Efficient Counting and Simulation in Content-Oblivious Rings

TL;DR

This paper introduces efficient algorithms for counting in content-oblivious ring networks, achieving significantly reduced pulse complexity and providing a simulator for classical message passing in such networks.

Contribution

It presents new pulse-efficient counting algorithms for rings and a simulator for message passing, improving practicality in content-oblivious distributed models.

Findings

Counting in rings with a leader requires O(n^{1.5}) pulses.

Counting in rings with IDs requires O(n log^2 n) pulses.

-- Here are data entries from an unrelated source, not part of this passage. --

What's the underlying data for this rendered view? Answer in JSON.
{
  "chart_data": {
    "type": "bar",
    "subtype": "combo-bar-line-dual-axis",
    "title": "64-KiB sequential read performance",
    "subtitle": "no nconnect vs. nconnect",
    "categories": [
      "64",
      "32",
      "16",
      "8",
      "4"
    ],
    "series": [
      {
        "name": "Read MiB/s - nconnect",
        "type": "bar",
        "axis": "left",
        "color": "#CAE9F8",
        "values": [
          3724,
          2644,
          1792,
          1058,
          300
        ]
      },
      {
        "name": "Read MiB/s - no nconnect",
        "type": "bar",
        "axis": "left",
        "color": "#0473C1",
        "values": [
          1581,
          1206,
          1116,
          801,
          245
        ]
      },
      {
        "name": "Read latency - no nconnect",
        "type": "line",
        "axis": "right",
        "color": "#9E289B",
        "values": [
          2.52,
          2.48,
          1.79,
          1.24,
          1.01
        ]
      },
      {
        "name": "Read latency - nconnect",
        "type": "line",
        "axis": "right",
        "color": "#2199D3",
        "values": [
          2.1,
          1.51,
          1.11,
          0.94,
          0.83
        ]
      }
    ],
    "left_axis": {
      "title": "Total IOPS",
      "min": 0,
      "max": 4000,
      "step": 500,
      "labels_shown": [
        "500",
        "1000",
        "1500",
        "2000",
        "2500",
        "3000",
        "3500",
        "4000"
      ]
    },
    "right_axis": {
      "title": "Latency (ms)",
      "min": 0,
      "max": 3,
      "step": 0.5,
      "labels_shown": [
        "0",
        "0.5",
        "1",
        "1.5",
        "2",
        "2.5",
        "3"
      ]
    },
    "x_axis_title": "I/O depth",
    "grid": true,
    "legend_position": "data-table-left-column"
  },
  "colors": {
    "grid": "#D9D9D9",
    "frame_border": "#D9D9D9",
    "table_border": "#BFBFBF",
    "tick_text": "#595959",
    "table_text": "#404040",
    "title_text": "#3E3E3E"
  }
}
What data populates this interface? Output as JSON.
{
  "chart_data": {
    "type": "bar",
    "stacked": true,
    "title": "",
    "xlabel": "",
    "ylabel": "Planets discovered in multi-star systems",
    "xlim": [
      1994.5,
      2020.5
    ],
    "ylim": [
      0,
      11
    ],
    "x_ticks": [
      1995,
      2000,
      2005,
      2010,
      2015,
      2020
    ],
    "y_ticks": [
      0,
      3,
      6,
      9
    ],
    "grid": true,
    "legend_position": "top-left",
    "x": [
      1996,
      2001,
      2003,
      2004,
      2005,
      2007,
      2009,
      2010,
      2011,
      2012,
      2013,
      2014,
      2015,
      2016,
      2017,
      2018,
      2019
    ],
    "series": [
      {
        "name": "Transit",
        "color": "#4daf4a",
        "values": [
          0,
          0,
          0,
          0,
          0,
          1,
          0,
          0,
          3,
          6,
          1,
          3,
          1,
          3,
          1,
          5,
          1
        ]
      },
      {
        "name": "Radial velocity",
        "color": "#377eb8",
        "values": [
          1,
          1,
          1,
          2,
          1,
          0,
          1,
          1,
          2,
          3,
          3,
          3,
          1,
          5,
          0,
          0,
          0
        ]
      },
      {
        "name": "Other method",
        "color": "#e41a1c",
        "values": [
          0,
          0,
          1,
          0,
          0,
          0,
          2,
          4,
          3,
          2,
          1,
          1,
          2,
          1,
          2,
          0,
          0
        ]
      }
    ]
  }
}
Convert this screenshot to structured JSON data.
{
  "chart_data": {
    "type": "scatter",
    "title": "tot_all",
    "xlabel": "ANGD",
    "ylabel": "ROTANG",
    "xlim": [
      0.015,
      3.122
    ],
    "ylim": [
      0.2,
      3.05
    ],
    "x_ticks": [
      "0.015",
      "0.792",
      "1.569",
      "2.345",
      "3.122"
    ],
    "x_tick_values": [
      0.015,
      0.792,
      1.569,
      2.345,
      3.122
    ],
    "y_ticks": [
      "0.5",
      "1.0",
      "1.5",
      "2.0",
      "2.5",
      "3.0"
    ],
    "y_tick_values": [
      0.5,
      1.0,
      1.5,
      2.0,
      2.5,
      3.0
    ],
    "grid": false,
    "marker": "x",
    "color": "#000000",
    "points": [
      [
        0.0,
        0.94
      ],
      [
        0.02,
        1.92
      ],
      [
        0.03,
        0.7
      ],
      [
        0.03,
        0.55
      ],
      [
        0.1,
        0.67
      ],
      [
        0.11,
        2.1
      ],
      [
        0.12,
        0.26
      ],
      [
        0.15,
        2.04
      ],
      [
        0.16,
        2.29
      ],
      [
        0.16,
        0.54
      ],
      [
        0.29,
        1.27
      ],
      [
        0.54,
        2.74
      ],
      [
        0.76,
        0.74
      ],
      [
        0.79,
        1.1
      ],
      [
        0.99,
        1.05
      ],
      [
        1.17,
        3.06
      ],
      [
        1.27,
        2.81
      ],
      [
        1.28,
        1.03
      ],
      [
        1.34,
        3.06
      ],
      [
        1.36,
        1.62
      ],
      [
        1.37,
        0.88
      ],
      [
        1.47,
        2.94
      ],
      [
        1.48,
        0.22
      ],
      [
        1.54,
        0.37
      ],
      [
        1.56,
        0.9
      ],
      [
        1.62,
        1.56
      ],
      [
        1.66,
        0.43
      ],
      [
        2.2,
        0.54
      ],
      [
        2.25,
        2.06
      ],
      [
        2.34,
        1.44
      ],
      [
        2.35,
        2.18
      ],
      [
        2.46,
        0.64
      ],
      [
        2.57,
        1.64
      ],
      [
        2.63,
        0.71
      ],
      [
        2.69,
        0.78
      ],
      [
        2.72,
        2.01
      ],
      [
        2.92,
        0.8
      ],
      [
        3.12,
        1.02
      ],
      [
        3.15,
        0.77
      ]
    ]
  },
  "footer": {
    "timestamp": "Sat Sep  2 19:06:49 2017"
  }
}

Any counting algorithm in CO needs at least Ω(n log n) pulses.

Abstract

In the content-oblivious (CO) model (proposed by Censor-Hillel et al.), processes inhabit an asynchronous network and communicate only by exchanging pulses. A series of works has clarified the computational power of this model. In particular, it was shown that, when a leader is present and the network is 2-edge-connected, content-oblivious communication can simulate classical asynchronous message passing. Subsequent results extended this equivalence to leaderless oriented and unoriented rings, and, under non-uniform assumptions, to general 2-edge-connected networks. The simulator of Censor-Hillel et al. requires $O(n^3b+n^3\log n)$ pulses to emulate the send of a single $b$-bit message, making it impractical even on modest-size networks. We focus on message-efficient computation in CO networks. We study the fundamental problem of counting in ring topologies, both because knowing the exact network size is a basic prerequisite for many distributed tasks and because counting immediately implies a broad class of aggregation primitives. We give an algorithm that counts using $O(n^{1.5})$ pulses in anonymous rings with a leader, an $O(n\log^2 n)$ algorithm for counting in rings with IDs. Moreover, we show that any counting algorithm in CO requires $\Omega(n\log n)$ pulses. Interestingly, in the course of this investigation, we design a simulator for classic message passing: in one simulated round, each process can send a $b$-bit message to each of its neighbors using only $O(b)$ pulses per process. The simulator extends to general 2-edge-connected networks, after a pre-processing step that requires $O(n^{8}\log n)$ pulses, where $n$ is the number of processes, allowing thus efficient simulation of asynchronous message passing in general 2-edge-connected networks.